I'm sure we've all heard this argument by theists employing the fine-tuning argument. Are you aware, however, of exactly how much this "little bit" really is? Theists would have us think that the slightest change in the distance would have drastic implications for survivability. But that is actually not the case.
We are probably all familiar with the factoid that the Earth is 93 million miles from the Sun. But this is not a fixed distance, but an average distance. The Earth's orbit around the Sun is not perfectly circular but elliptical. Earth's distance from the Sun varies depending on the time of the year. When the Earth is closest to the Sun in early January (at its Perihelion) it is 91.4 million miles away from it. When the Earth is furthest from the Sun in early July (at its Aphelion) it is 94.5 million miles away from it. So during the course of a year, the Earth's distance from the Sun varies by over 3 million miles!

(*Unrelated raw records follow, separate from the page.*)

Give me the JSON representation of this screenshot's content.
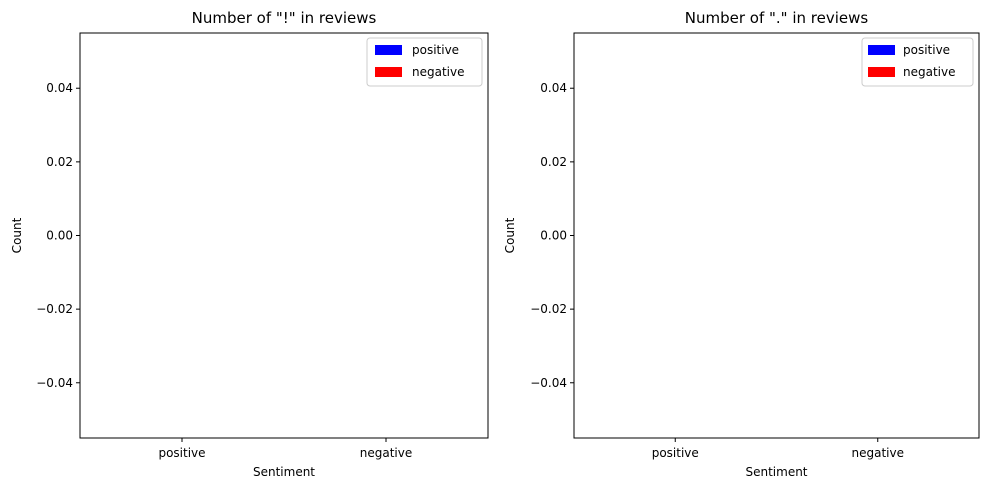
{
  "chart_data": [
    {
      "type": "bar",
      "title": "Number of \"!\" in reviews",
      "xlabel": "Sentiment",
      "ylabel": "Count",
      "categories": [
        "positive",
        "negative"
      ],
      "series": [
        {
          "name": "positive",
          "values": [
            0,
            null
          ],
          "color": "#0000ff"
        },
        {
          "name": "negative",
          "values": [
            null,
            0
          ],
          "color": "#ff0000"
        }
      ],
      "ylim": [
        -0.055,
        0.055
      ],
      "yticks": [
        -0.04,
        -0.02,
        0.0,
        0.02,
        0.04
      ],
      "ytick_labels": [
        "−0.04",
        "−0.02",
        "0.00",
        "0.02",
        "0.04"
      ],
      "grid": false,
      "legend_position": "top-right"
    },
    {
      "type": "bar",
      "title": "Number of \".\" in reviews",
      "xlabel": "Sentiment",
      "ylabel": "Count",
      "categories": [
        "positive",
        "negative"
      ],
      "series": [
        {
          "name": "positive",
          "values": [
            0,
            null
          ],
          "color": "#0000ff"
        },
        {
          "name": "negative",
          "values": [
            null,
            0
          ],
          "color": "#ff0000"
        }
      ],
      "ylim": [
        -0.055,
        0.055
      ],
      "yticks": [
        -0.04,
        -0.02,
        0.0,
        0.02,
        0.04
      ],
      "ytick_labels": [
        "−0.04",
        "−0.02",
        "0.00",
        "0.02",
        "0.04"
      ],
      "grid": false,
      "legend_position": "top-right"
    }
  ]
}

To put that 3 million miles into perspective, the Moon is a little over 238,000 miles away. Now imagine travelling more than 12 times the distance to the Moon. That great distance is the extent to which Earth's distance from the Sun varies - with minimal affects to the temperature on Earth. Mile for mile, the Earth's tilt actually has greater effect on temperature variation than the planet's distance from the Sun. And we can even go into the very important role that Earth's rotation and atmosphere plays in maintaining habitable temperatures.
Of course, the Earth's distance from the Sun is important. My point is that the notion that this distance is perfectly fine tuned and the slightest change would have dire consequences, is simply not true. There would have to be significant change in distance to make life on Earth impossible. The 3 million mile variance does not even represent the full extent of Earth's habitable zone. I'm willing to bet that if the distance were varied by as much as 6 million miles, life on Earth would still be possible although the temperatures would be less comfortable.